Tippi Hedren trying to intervene in
the mauling of her daughter Melanie Griffith
The mauling required 50 stitches and reconstructive surgery on young Griffith's face, and that was only one of 70 (!) cast and crew injuries over the six-year production. Marshall, who enthusiastically jumps into the middle of a multi-lion fight and seems blithely unaware that his and a film crew's presence in confined quarters might be what's agitating them, is bitten on his left hand and bleeds profusely after thinking he can reason with an enraged lion. He also had wounds so extensive near the end of shooting that he developed gangrene in his leg. Hedren was trampled by lions and broke her leg after being thrown by an elephant. The worst injury was reserved for cinematographer Jan De Bont, later the director of SPEED (1994) and TWISTER (1996), who was attacked by a lion and had the back of his scalp ripped off, requiring over 200 stitches. Although a snuff remake of BORN FREE seems ready to break out at any given moment, there were no fatalities on the set, unless you count Hedren and Marshall's marriage, which ended in divorce in 1984.

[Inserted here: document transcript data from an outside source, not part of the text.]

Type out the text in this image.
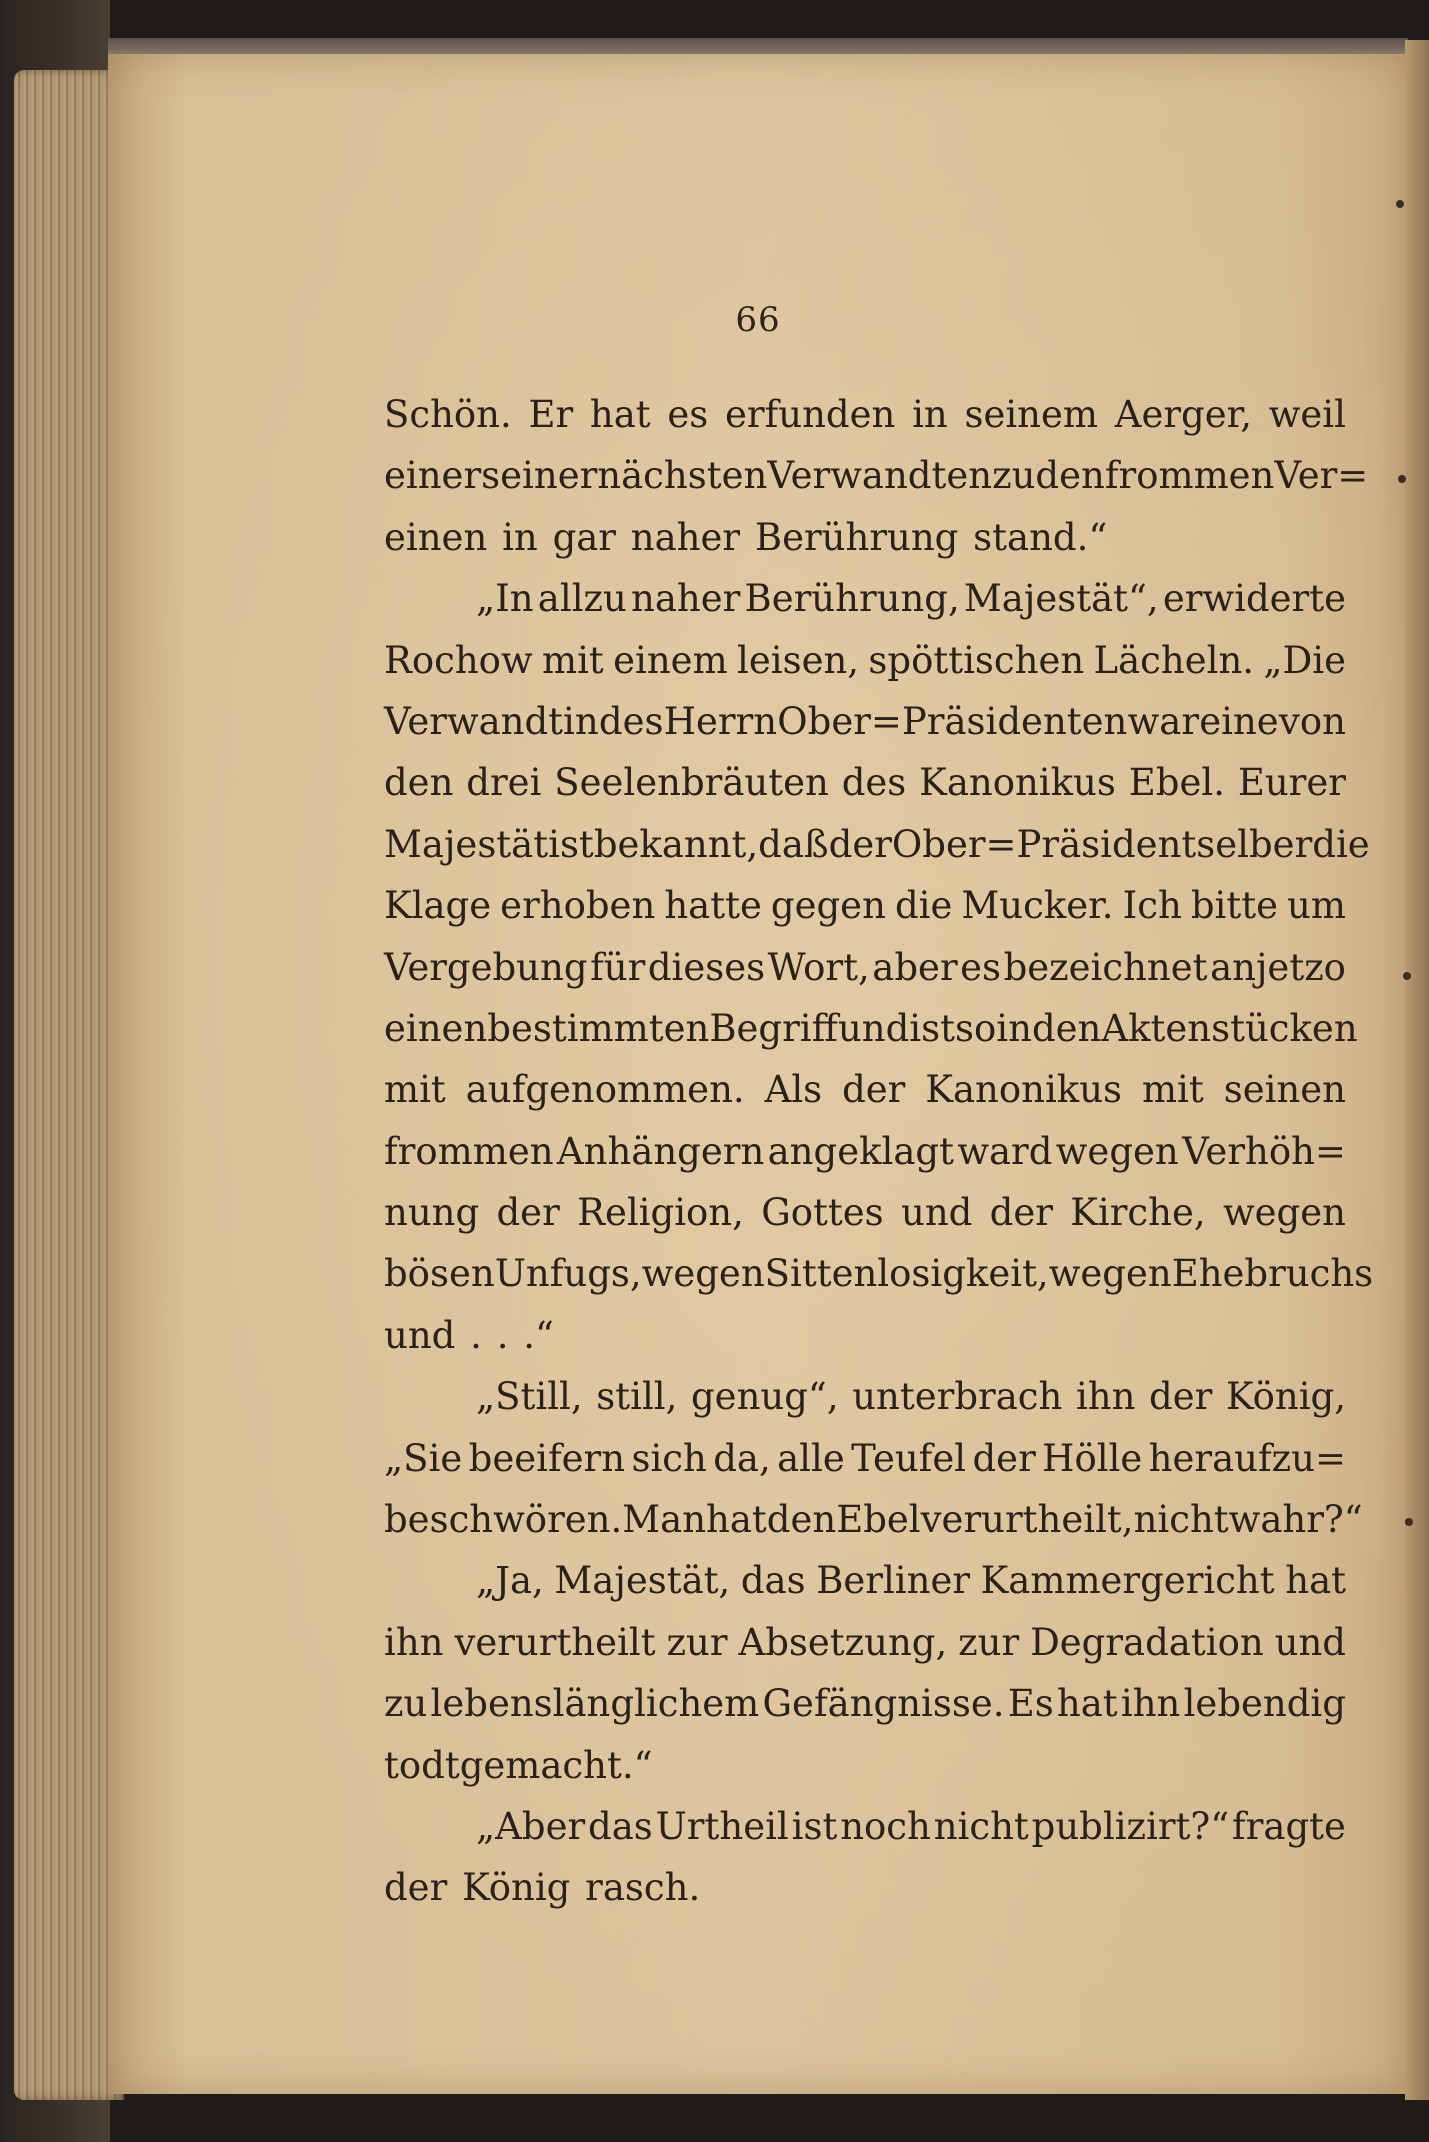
66
Schön. Er hat es erfunden in seinem Aerger, weil
einer seiner nächsten Verwandten zu den frommen Ver=
einen in gar naher Berührung stand.“
„In allzu naher Berührung, Majestät“, erwiderte
Rochow mit einem leisen, spöttischen Lächeln. „Die
Verwandtin des Herrn Ober=Präsidenten war eine von
den drei Seelenbräuten des Kanonikus Ebel. Eurer
Majestät ist bekannt, daß der Ober=Präsident selber die
Klage erhoben hatte gegen die Mucker. Ich bitte um
Vergebung für dieses Wort, aber es bezeichnet anjetzo
einen bestimmten Begriff und ist so in den Aktenstücken
mit aufgenommen. Als der Kanonikus mit seinen
frommen Anhängern angeklagt ward wegen Verhöh=
nung der Religion, Gottes und der Kirche, wegen
bösen Unfugs, wegen Sittenlosigkeit, wegen Ehebruchs
und . . .“
„Still, still, genug“, unterbrach ihn der König,
„Sie beeifern sich da, alle Teufel der Hölle heraufzu=
beschwören. Man hat den Ebel verurtheilt, nicht wahr?“
„Ja, Majestät, das Berliner Kammergericht hat
ihn verurtheilt zur Absetzung, zur Degradation und
zu lebenslänglichem Gefängnisse. Es hat ihn lebendig
todtgemacht.“
„Aber das Urtheil ist noch nicht publizirt?“ fragte
der König rasch.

Future SPEED director Jan De Bont
after having his scalp
stitched back on.
Like any movie shot over a period of several years, the stitches--no pun intended--are bound to show. Griffith looks noticeably older at times, often in the same scene (such as the ending shots of her mauling once the lion is off of her, which were obviously shot much later than the rest of the sequence). Marshall's beard changes length and his hair is grayer from scene to scene. When someone is injured, the scene ends with a clumsy insert shot of them that's obviously months, if not years later. There's tone-deaf attempts at humor, clearly assembled in post, as when the terrified cast huddles in a corner of the house away from the lions, who bring in a carcass to tear apart and devour as an off-camera Hedren's voice quips "Look what the cat dragged in!" And it all culminates in a ridiculous happy ending, with the horrific, incessant animal attack brought to an abrupt end as everyone who spent the last 90 minutes (or six years) fearing for their lives now laughs and frolics with the cats in a feel-good montage, completely oblivious to the fact that 95% of the movie proves their thesis completely wrong. The American Humane Society may have been keeping an eye on the safety of the animals, but was anyone concerned about the actors? Made with the kind of myopic, self-delusional, and misguided tunnelvision that defies any sense of storytelling logic or basic regard for human safety, ROAR is one of the most irresponsible films this side of an Italian cannibal epic, with Marshall (who died of brain cancer in 2010) looking like a hapless buffoon early on and an unethical sadist by the end. Hedren and Griffith have distanced themselves from ROAR, whose dubious legacy is now being shepherded by John Marshall, perhaps more out of love for his late father than any fond remembrances of the years spent making it. The 85-year-old Hedren remains a passionate figure in the world of wildlife preservation and still runs the Shambala Preserve, her work there far more noble than the woefully ill-advised--albeit incredibly fascinating--grease fire that is ROAR.